Inside Double Down: How a $500M Deal Started With a $1M Investment
In the spring of 2010, at a small startup in Seattle, some online gaming veterans were ready to send their latest creation into the world. It was a blackjack game for Facebook, fully legal because players couldn’t cash out their virtual chips.
With much better production values and an ability to play with other users, they thought it would stand out among a sea of gambling-style games on the social network. But that was just a theory.
So the fledgling company, Double Down Interactive, turned on its marketing campaign with some ads on Facebook. It was like flipping a money switch—users started showing up, and dollars started flowing.
“Not just a return, but a positive return on our ad buy, in the same day,” Double Down co-founder and CEO Greg Enell says.
The average Facebook game today, Enell says, makes about two or three cents per daily active user. Within just a few weeks, Double Down’s blackjack game was pulling in “upwards of 35 cents per daily active user,” he says.
“At that point we realized, ‘Wow, we’re on to something. This will work. And if we can aggregate a large enough audience, this will generate a ton of cash.’ It was incredible,” Enell says.
“We were hopeful and optimistic that we could generate positive cash flow from it right away, but did I really think that would happen? No.”
That first blackjack game cost right around $1 million to produce, money that came from Enell, co-founder Cooper DuBois, and one unnamed investor, who I’m still trying to track down. Last week, Double Down Interactive announced its pending acquisition by slot-machine maker International Game Technology in a cash deal that could be worth up to $500 million.
That’s one hell of a return on investment, in a short period of time, even in the world of high-growth tech startups. Enell notes that Double Down repeatedly poured money back into the development of new games and improving the infrastructure after the debut of blackjack, “doubling down” themselves several times (hence the name).
By the time the company sold, its app was attracting about 1.4 million daily active users and 4.7 million monthly active users, according to independent numbers from AppData. Revenue figures are hard to come by for the private company, but it appears to be raking in the dough.
AllThingsD reported in October that unnamed sources had pegged DoubleDown Casino’s daily revenue at $140,000. Those numbers are thought to be “much higher now,” Deutsche Bank Analyst William J. Lerner said on a conference call with IGT executives (IGT didn’t address the analyst’s revenue assertion directly).
Enell wouldn’t say how much Double Down is making now, and declined to answer when I asked if the 35 cents figure had held up with the app’s growth in daily active users. But Enell did point out that Facebook listed DoubleDown Casino as its No. 4 game of 2011, a ranking that took into account audience, revenue, and positive reviews from users. Those last two factors helped Double Down’s game come in ahead of other games with audiences two or three times larger, Enell notes.
“We believed in it and we wanted to control it and own it outright, and didn’t want to bring any significant external capital into it,” Enell says. “And we got lucky.”
Their next step could be even bigger. If the sale to IGT (NYSE: IGT) closes as expected, Double Down Interactive will lead its new parent company’s efforts in social games, which don’t put real money or prizes at stake because online gambling is still in a legal grey area in the U.S. But the ability to move into real-money wagering is a tantalizing one, particularly since the U.S. Justice Department recently dropped the legal basis for its previous objection to online gambling.
In a conference call discussing the Double Down purchase, IGT chief executive Patti Hart said there was money to be made either way—the quick rise of Facebook gaming leader Zynga into a money-generating machine is evidence of that.

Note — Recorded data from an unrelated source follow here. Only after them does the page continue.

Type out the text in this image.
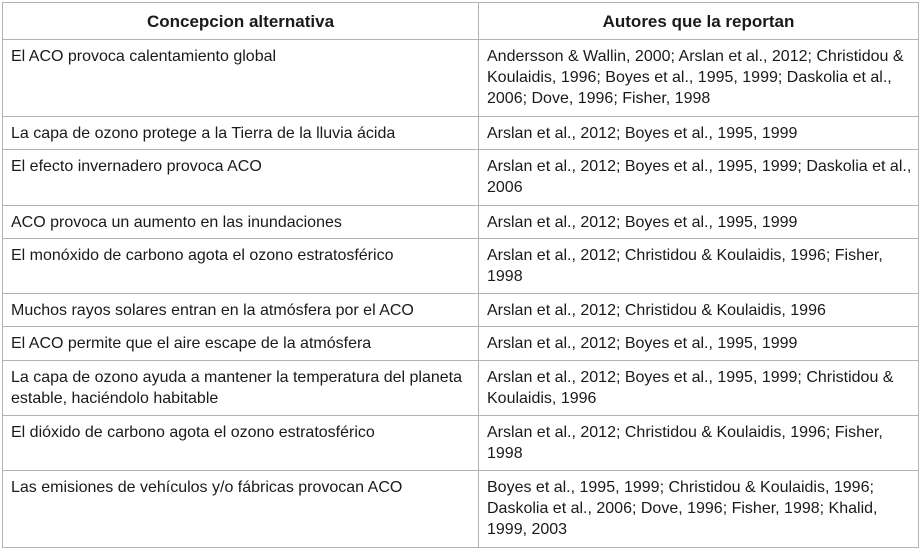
Concepcion alternativa	Autores que la reportan
El ACO provoca calentamiento global	Andersson & Wallin, 2000; Arslan et al., 2012; Christidou & Koulaidis, 1996; Boyes et al., 1995, 1999; Daskolia et al., 2006; Dove, 1996; Fisher, 1998
La capa de ozono protege a la Tierra de la lluvia ácida	Arslan et al., 2012; Boyes et al., 1995, 1999
El efecto invernadero provoca ACO	Arslan et al., 2012; Boyes et al., 1995, 1999; Daskolia et al., 2006
ACO provoca un aumento en las inundaciones	Arslan et al., 2012; Boyes et al., 1995, 1999
El monóxido de carbono agota el ozono estratosférico	Arslan et al., 2012; Christidou & Koulaidis, 1996; Fisher, 1998
Muchos rayos solares entran en la atmósfera por el ACO	Arslan et al., 2012; Christidou & Koulaidis, 1996
El ACO permite que el aire escape de la atmósfera	Arslan et al., 2012; Boyes et al., 1995, 1999
La capa de ozono ayuda a mantener la temperatura del planeta estable, haciéndolo habitable	Arslan et al., 2012; Boyes et al., 1995, 1999; Christidou & Koulaidis, 1996
El dióxido de carbono agota el ozono estratosférico	Arslan et al., 2012; Christidou & Koulaidis, 1996; Fisher, 1998
Las emisiones de vehículos y/o fábricas provocan ACO	Boyes et al., 1995, 1999; Christidou & Koulaidis, 1996; Daskolia et al., 2006; Dove, 1996; Fisher, 1998; Khalid, 1999, 2003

“This acquisition was analyzed and entered into assuming no change in legislation in the U.S. around legalized online gaming, including poker,” Hart said, according to a transcript provided by SeekingAlpha.

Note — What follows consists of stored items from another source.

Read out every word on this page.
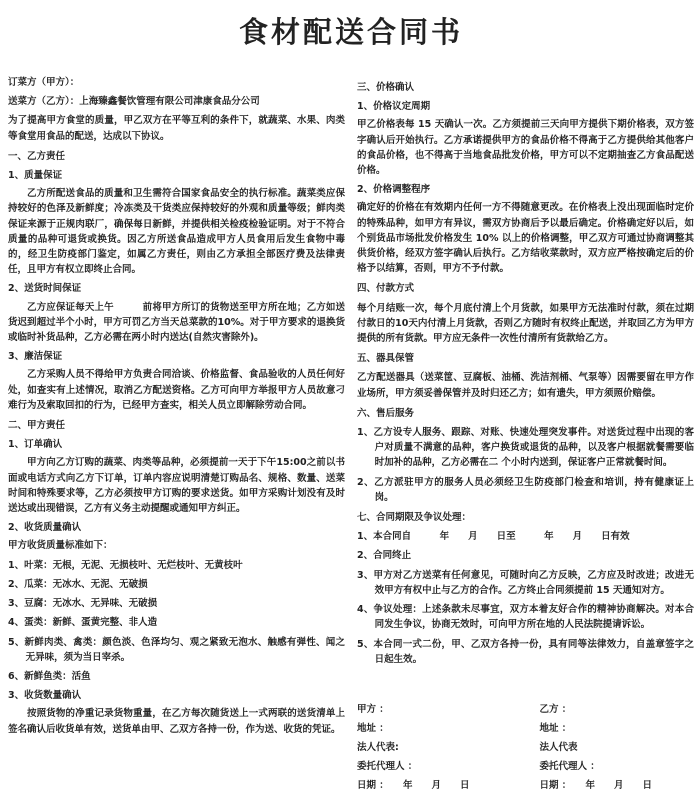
食材配送合同书
订菜方（甲方）：
送菜方（乙方）：上海臻鑫餐饮管理有限公司津康食品分公司
为了提高甲方食堂的质量，甲乙双方在平等互利的条件下，就蔬菜、水果、肉类等食堂用食品的配送，达成以下协议。
一、乙方责任
1、质量保证
乙方所配送食品的质量和卫生需符合国家食品安全的执行标准。蔬菜类应保持较好的色泽及新鲜度；冷冻类及干货类应保持较好的外观和质量等级；鲜肉类保证来源于正规肉联厂，确保每日新鲜，并提供相关检疫检验证明。对于不符合质量的品种可退货或换货。因乙方所送食品造成甲方人员食用后发生食物中毒的，经卫生防疫部门鉴定，如属乙方责任，则由乙方承担全部医疗费及法律责任，且甲方有权立即终止合同。
2、送货时间保证
乙方应保证每天上午　　　前将甲方所订的货物送至甲方所在地；乙方如送货迟到超过半个小时，甲方可罚乙方当天总菜款的10%。对于甲方要求的退换货或临时补货品种，乙方必需在两小时内送达(自然灾害除外)。
3、廉洁保证
乙方采购人员不得给甲方负责合同洽谈、价格监督、食品验收的人员任何好处，如查实有上述情况，取消乙方配送资格。乙方可向甲方举报甲方人员故意刁难行为及索取回扣的行为，已经甲方查实，相关人员立即解除劳动合同。
二、甲方责任
1、订单确认
甲方向乙方订购的蔬菜、肉类等品种，必须提前一天于下午15:00之前以书面或电话方式向乙方下订单，订单内容应说明清楚订购品名、规格、数量、送菜时间和特殊要求等，乙方必须按甲方订购的要求送货。如甲方采购计划没有及时送达或出现错误，乙方有义务主动提醒或通知甲方纠正。
2、收货质量确认
甲方收货质量标准如下：
1、叶菜：无根，无泥、无损枝叶、无烂枝叶、无黄枝叶
2、瓜菜：无冰水、无泥、无破损
3、豆腐：无冰水、无异味、无破损
4、蛋类：新鲜、蛋黄完整、非人造
5、新鲜肉类、禽类：颜色淡、色泽均匀、观之紧致无泡水、触感有弹性、闻之无异味，须为当日宰杀。
6、新鲜鱼类：活鱼
3、收货数量确认
按照货物的净重记录货物重量，在乙方每次随货送上一式两联的送货清单上签名确认后收货单有效，送货单由甲、乙双方各持一份，作为送、收货的凭证。
三、价格确认
1、价格议定周期
甲乙价格表每 15 天确认一次。乙方须提前三天向甲方提供下期价格表，双方签字确认后开始执行。乙方承诺提供甲方的食品价格不得高于乙方提供给其他客户的食品价格，也不得高于当地食品批发价格，甲方可以不定期抽查乙方食品配送价格。
2、价格调整程序
确定好的价格在有效期内任何一方不得随意更改。在价格表上没出现面临时定价的特殊品种，如甲方有异议，需双方协商后予以最后确定。价格确定好以后，如个别货品市场批发价格发生 10% 以上的价格调整，甲乙双方可通过协商调整其供货价格，经双方签字确认后执行。乙方结收菜款时，双方应严格按确定后的价格予以结算，否则，甲方不予付款。
四、付款方式
每个月结账一次，每个月底付清上个月货款，如果甲方无法准时付款，须在过期付款日的10天内付清上月货款，否则乙方随时有权终止配送，并取回乙方为甲方提供的所有货款。甲方应无条件一次性付清所有货款给乙方。
五、器具保管
乙方配送器具（送菜筐、豆腐板、油桶、洗洁剂桶、气泵等）因需要留在甲方作业场所，甲方须妥善保管并及时归还乙方；如有遗失，甲方须照价赔偿。
六、售后服务
1、乙方设专人服务、跟踪、对账、快速处理突发事件。对送货过程中出现的客户对质量不满意的品种，客户换货或退货的品种，以及客户根据就餐需要临时加补的品种，乙方必需在二 个小时内送到，保证客户正常就餐时间。
2、乙方派驻甲方的服务人员必须经卫生防疫部门检查和培训，持有健康证上岗。
七、合同期限及争议处理：
1、本合同自　　　年　　月　　日至　　　年　　月　　日有效
2、合同终止
3、甲方对乙方送菜有任何意见，可随时向乙方反映，乙方应及时改进；改进无效甲方有权中止与乙方的合作。乙方终止合同须提前 15 天通知对方。
4、争议处理：上述条款未尽事宜，双方本着友好合作的精神协商解决。对本合同发生争议，协商无效时，可向甲方所在地的人民法院提请诉讼。
5、本合同一式二份，甲、乙双方各持一份，具有同等法律效力，自盖章签字之日起生效。
甲方 ：
地址 ：
法人代表:
委托代理人 ：
日期 ：　　年　　月　　日
乙方 ：
地址 ：
法人代表
委托代理人 ：
日期 ：　　年　　月　　日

“I don’t think the company would take a $500 million wager—no pun intended—on a change in U.S. law,” says Behnam Dayanim, a lawyer who specializes in Internet gambling regulations. “It has to be that they’ve determined that this makes sense regardless of what happens” with U.S. gambling regulations.

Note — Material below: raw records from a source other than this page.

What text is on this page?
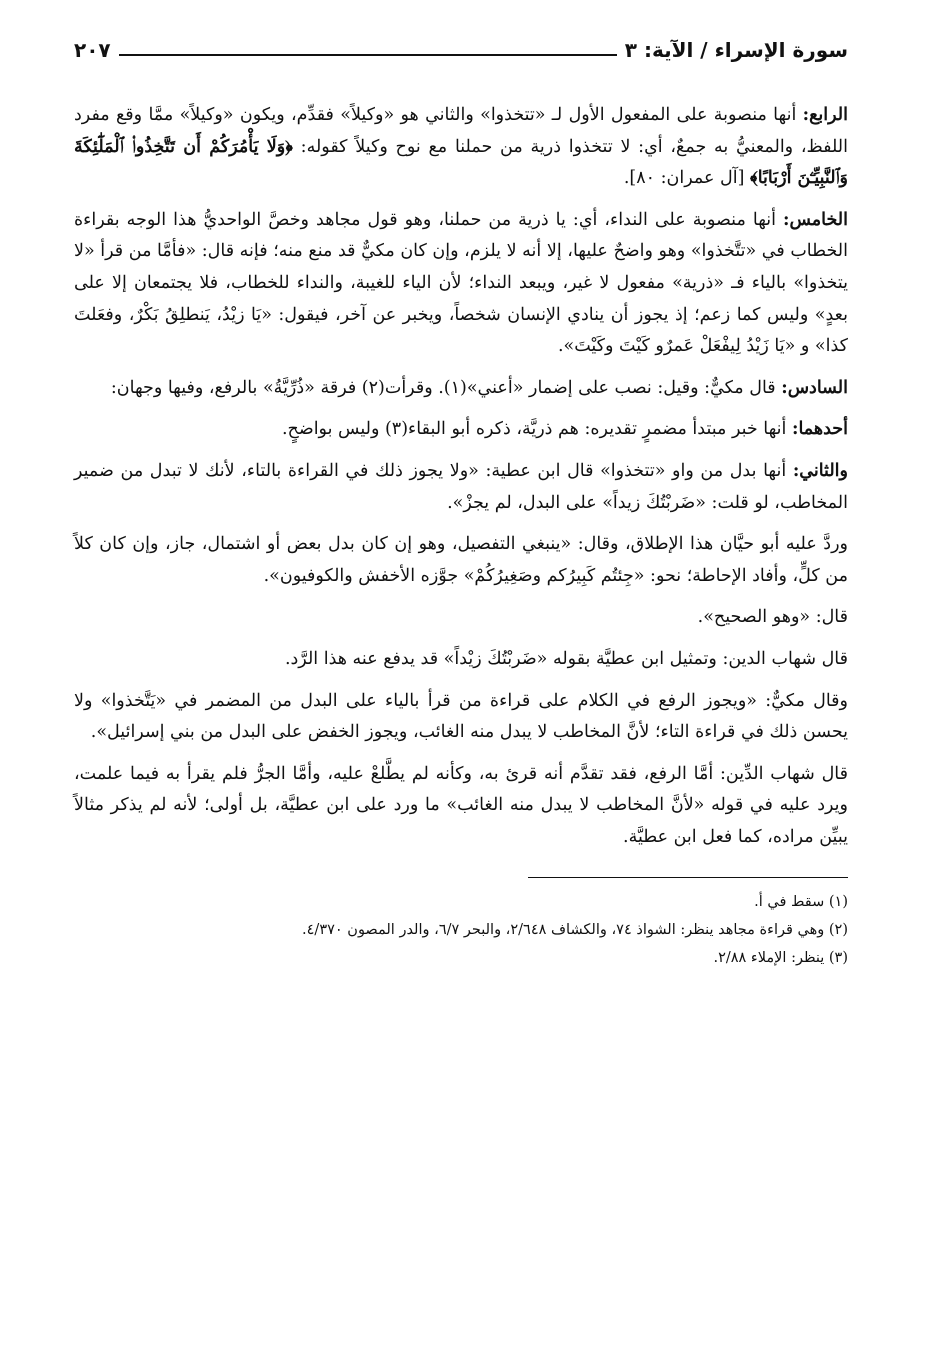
سورة الإسراء / الآية: ٣
٢٠٧

الرابع: أنها منصوبة على المفعول الأول لـ «تتخذوا» والثاني هو «وكيلاً» فقدِّم، ويكون «وكيلاً» ممَّا وقع مفرد اللفظ، والمعنيُّ به جمعٌ، أي: لا تتخذوا ذرية من حملنا مع نوح وكيلاً كقوله: ﴿وَلَا يَأْمُرَكُمْ أَن تَتَّخِذُوا۟ ٱلْمَلَٰٓئِكَةَ وَٱلنَّبِيِّـۧنَ أَرْبَابًا﴾ [آل عمران: ٨٠].

الخامس: أنها منصوبة على النداء، أي: يا ذرية من حملنا، وهو قول مجاهد وخصَّ الواحديُّ هذا الوجه بقراءة الخطاب في «تتَّخذوا» وهو واضحٌ عليها، إلا أنه لا يلزم، وإن كان مكيٌّ قد منع منه؛ فإنه قال: «فأمَّا من قرأ «لا يتخذوا» بالياء فـ «ذرية» مفعول لا غير، ويبعد النداء؛ لأن الياء للغيبة، والنداء للخطاب، فلا يجتمعان إلا على بعدٍ» وليس كما زعم؛ إذ يجوز أن ينادي الإنسان شخصاً، ويخبر عن آخر، فيقول: «يَا زيْدُ، يَنطلِقُ بَكْرٌ، وفعَلتَ كذا» و «يَا زَيْدُ لِيفْعَلْ عَمرٌو كَيْتَ وكَيْتَ».

السادس: قال مكيٌّ: وقيل: نصب على إضمار «أعني»(١). وقرأت(٢) فرقة «ذُرِّيَّةُ» بالرفع، وفيها وجهان:

أحدهما: أنها خبر مبتدأ مضمرٍ تقديره: هم ذريَّة، ذكره أبو البقاء(٣) وليس بواضحٍ.

والثاني: أنها بدل من واو «تتخذوا» قال ابن عطية: «ولا يجوز ذلك في القراءة بالتاء، لأنك لا تبدل من ضمير المخاطب، لو قلت: «ضَربْتُكَ زيداً» على البدل، لم يجزْ».

وردَّ عليه أبو حيَّان هذا الإطلاق، وقال: «ينبغي التفصيل، وهو إن كان بدل بعض أو اشتمال، جاز، وإن كان كلاً من كلٍّ، وأفاد الإحاطة؛ نحو: «جِئتُم كَبِيرُكم وصَغِيرُكُمْ» جوَّزه الأخفش والكوفيون».

قال: «وهو الصحيح».

قال شهاب الدين: وتمثيل ابن عطيَّة بقوله «ضَربْتُكَ زيْداً» قد يدفع عنه هذا الرَّد.

وقال مكيٌّ: «ويجوز الرفع في الكلام على قراءة من قرأ بالياء على البدل من المضمر في «يَتَّخذوا» ولا يحسن ذلك في قراءة التاء؛ لأنَّ المخاطب لا يبدل منه الغائب، ويجوز الخفض على البدل من بني إسرائيل».

قال شهاب الدِّين: أمَّا الرفع، فقد تقدَّم أنه قرئ به، وكأنه لم يطَّلعْ عليه، وأمَّا الجرُّ فلم يقرأ به فيما علمت، ويرد عليه في قوله «لأنَّ المخاطب لا يبدل منه الغائب» ما ورد على ابن عطيَّة، بل أولى؛ لأنه لم يذكر مثالاً يبيِّن مراده، كما فعل ابن عطيَّة.

(١) سقط في أ.

(٢) وهي قراءة مجاهد ينظر: الشواذ ٧٤، والكشاف ٢/٦٤٨، والبحر ٦/٧، والدر المصون ٤/٣٧٠.

(٣) ينظر: الإملاء ٢/٨٨.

But at the same time, IGT sees a future where fake-money gambling exists alongside serious online wagering, and maybe some other business models. “The ability to come into your online gaming world and play with virtual currency, or real money, or playing a subscription model, is likely the model that will be successful going forward,” she said.
Double Down is happy to help make that kind of future a reality. The whole idea behind the company was that legalized online gambling was coming to the U.S. by 2014, Enell says, and that the first companies to amass a sizable audience on the Facebook platform would be the ones to reap the benefits.
“They have a tool here through our virtual currency system whereby we can aggregate a huge audience—arguably the largest gambling audience in the world. And then, as pockets of real-money [gambling] pop up, that audience can be essentially cross-sold into real money and be just incredibly valuable,” Enell says.
“We’re working with Facebook and hopeful that we can launch some Facebook real-money products that would be powered by IGT’s back end and our social front-end, if you will—kind of marrying our technologies to be able to go into real money gambling in Europe,” he says. “It’s a tremendous opportunity.”